Note that Structured Streaming does not materialize the entire table. It reads the latest available data from the streaming data source, processes it incrementally to update the result, and then discards the source data. It only keeps around the minimal intermediate state data as required to update the result (e.g. intermediate counts in the earlier example).

This model is significantly different from many other stream processing engines. Many streaming systems require the user to maintain running aggregations themselves, thus having to reason about fault-tolerance, and data consistency (at-least-once, or at-most-once, or exactly-once). In this model, Spark is responsible for updating the Result Table when there is new data, thus relieving the users from reasoning about it. As an example, let’s see how this model handles event-time based processing and late arriving data.

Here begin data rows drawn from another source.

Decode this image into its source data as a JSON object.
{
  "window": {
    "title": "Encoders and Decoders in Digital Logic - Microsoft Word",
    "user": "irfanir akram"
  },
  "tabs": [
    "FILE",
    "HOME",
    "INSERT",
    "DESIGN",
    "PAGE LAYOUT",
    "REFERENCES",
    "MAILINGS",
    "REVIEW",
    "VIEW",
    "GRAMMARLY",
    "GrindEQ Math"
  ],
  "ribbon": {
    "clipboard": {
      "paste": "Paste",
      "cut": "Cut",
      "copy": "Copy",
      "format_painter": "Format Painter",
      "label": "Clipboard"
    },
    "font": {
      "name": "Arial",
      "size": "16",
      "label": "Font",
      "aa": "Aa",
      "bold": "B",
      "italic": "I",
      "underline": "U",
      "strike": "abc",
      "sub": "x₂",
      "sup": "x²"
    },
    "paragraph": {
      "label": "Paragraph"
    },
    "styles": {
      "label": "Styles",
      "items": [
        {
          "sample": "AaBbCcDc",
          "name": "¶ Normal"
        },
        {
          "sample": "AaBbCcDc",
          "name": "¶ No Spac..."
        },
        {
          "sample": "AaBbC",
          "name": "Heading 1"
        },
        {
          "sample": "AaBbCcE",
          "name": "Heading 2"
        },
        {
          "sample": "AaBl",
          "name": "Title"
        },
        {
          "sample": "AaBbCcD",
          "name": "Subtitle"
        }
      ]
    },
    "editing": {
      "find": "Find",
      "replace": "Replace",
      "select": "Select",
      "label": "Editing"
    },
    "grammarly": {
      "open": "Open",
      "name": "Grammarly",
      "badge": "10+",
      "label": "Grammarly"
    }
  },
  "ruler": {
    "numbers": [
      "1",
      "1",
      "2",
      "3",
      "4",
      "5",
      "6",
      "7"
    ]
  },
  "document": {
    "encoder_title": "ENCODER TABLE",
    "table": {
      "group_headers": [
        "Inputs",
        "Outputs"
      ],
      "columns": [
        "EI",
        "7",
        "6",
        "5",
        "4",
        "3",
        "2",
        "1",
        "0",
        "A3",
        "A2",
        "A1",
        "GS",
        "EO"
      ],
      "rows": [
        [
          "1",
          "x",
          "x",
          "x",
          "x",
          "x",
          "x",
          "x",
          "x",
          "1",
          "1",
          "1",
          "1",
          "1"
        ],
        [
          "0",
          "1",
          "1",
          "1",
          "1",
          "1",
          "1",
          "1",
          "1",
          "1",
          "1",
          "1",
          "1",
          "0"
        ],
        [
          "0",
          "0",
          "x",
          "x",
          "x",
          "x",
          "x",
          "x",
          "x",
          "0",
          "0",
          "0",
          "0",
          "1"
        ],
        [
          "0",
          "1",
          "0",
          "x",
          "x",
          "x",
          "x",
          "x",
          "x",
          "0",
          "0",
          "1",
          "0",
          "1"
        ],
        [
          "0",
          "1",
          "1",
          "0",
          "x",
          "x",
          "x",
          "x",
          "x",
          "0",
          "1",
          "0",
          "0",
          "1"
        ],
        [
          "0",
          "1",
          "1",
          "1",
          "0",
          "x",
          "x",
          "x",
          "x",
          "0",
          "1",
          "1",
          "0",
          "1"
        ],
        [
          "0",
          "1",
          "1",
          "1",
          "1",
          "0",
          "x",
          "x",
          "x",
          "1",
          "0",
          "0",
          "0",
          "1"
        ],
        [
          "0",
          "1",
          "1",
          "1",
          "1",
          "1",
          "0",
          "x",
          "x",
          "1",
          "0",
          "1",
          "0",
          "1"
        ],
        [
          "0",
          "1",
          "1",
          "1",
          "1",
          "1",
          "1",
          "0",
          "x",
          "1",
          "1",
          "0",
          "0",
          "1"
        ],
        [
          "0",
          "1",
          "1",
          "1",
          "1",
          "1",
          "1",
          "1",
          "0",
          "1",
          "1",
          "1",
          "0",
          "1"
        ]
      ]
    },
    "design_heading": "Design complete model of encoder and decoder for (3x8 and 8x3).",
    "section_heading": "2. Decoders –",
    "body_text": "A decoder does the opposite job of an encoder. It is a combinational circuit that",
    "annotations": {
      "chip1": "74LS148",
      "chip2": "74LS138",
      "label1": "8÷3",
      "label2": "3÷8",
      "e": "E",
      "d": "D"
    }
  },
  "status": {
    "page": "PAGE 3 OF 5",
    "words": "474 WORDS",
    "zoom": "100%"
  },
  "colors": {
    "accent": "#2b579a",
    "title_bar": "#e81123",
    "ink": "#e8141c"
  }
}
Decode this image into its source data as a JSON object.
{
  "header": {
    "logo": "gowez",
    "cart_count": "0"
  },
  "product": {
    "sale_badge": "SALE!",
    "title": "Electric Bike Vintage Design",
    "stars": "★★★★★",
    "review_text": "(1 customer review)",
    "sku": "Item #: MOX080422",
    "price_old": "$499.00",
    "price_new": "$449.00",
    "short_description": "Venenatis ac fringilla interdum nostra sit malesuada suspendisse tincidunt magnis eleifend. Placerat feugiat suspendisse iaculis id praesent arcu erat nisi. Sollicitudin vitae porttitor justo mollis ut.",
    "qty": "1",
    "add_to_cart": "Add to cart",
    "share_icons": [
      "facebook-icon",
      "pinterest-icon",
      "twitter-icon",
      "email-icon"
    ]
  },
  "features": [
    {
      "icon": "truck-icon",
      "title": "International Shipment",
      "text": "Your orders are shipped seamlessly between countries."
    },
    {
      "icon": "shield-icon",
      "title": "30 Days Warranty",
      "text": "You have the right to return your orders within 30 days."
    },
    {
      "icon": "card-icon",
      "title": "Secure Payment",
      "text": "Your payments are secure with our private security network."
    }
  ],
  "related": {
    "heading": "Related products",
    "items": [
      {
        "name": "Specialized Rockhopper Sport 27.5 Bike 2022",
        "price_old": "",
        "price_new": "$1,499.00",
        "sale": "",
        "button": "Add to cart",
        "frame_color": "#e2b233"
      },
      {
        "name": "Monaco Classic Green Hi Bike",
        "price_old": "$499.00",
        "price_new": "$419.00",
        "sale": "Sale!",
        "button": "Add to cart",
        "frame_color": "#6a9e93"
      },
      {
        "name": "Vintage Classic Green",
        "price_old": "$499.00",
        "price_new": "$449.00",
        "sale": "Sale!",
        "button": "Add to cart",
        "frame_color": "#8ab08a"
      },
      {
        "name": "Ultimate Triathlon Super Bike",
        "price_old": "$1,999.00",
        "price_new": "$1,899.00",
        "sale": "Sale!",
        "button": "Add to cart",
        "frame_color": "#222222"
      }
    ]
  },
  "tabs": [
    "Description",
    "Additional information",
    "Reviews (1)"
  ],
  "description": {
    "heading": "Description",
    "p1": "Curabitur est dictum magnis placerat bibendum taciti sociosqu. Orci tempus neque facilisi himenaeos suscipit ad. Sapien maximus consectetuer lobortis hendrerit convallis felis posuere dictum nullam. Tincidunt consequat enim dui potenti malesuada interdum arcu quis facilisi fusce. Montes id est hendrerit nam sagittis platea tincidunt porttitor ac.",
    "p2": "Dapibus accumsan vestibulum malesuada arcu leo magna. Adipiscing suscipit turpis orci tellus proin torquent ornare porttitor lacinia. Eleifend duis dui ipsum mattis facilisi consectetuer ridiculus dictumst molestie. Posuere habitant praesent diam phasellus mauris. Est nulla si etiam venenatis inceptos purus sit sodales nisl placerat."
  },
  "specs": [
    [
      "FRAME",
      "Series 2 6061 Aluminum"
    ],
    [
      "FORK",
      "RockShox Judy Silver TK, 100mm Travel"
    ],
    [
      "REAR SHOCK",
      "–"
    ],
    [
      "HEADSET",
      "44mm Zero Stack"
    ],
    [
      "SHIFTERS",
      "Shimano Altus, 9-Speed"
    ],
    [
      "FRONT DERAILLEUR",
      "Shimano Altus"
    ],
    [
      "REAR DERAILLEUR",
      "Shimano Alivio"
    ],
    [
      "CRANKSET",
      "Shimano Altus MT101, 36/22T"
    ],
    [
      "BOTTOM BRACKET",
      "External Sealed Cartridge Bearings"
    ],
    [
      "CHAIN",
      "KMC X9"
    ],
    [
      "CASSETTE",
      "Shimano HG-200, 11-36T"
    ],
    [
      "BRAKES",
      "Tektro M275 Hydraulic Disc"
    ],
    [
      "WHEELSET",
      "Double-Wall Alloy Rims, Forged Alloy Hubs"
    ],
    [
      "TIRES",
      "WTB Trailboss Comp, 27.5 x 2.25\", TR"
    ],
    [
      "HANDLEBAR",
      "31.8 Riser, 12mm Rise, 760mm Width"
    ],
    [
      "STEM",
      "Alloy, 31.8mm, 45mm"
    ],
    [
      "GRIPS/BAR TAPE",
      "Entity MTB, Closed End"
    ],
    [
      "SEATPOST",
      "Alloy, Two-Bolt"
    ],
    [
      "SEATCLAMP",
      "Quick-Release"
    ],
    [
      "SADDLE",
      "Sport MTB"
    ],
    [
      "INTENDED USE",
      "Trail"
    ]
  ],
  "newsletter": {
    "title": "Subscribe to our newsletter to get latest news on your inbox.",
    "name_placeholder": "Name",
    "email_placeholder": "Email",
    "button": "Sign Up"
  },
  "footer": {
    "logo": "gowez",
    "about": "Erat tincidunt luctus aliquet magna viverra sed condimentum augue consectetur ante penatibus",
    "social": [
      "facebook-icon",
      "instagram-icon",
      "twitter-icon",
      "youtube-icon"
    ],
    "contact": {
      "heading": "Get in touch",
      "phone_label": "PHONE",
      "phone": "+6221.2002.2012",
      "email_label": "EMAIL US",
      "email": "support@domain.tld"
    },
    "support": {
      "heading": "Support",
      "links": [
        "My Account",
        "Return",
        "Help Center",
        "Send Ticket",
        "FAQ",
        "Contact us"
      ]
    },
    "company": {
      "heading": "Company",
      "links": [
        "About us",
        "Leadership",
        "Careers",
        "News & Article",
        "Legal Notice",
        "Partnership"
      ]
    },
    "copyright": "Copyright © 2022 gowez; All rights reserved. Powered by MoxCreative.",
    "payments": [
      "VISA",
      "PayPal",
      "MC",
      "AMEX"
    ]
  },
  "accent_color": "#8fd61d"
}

# Handling Event-time and Late Data

Event-time is the time embedded in the data itself. For many applications, you may want to operate on this event-time. For example, if you want to get the number of events generated by IoT devices every minute, then you probably want to use the time when the data was generated (that is, event-time in the data), rather than the time Spark receives them. This event-time is very naturally expressed in this model – each event from the devices is a row in the table, and event-time is a column value in the row. This allows window-based aggregations (e.g. number of events every minute) to be just a special type of grouping and aggregation on the event-time column – each time window is a group and each row can belong to multiple windows/groups. Therefore, such event-time-window-based aggregation queries can be defined consistently on both a static dataset (e.g. from collected device events logs) as well as on a data stream, making the life of the user much easier.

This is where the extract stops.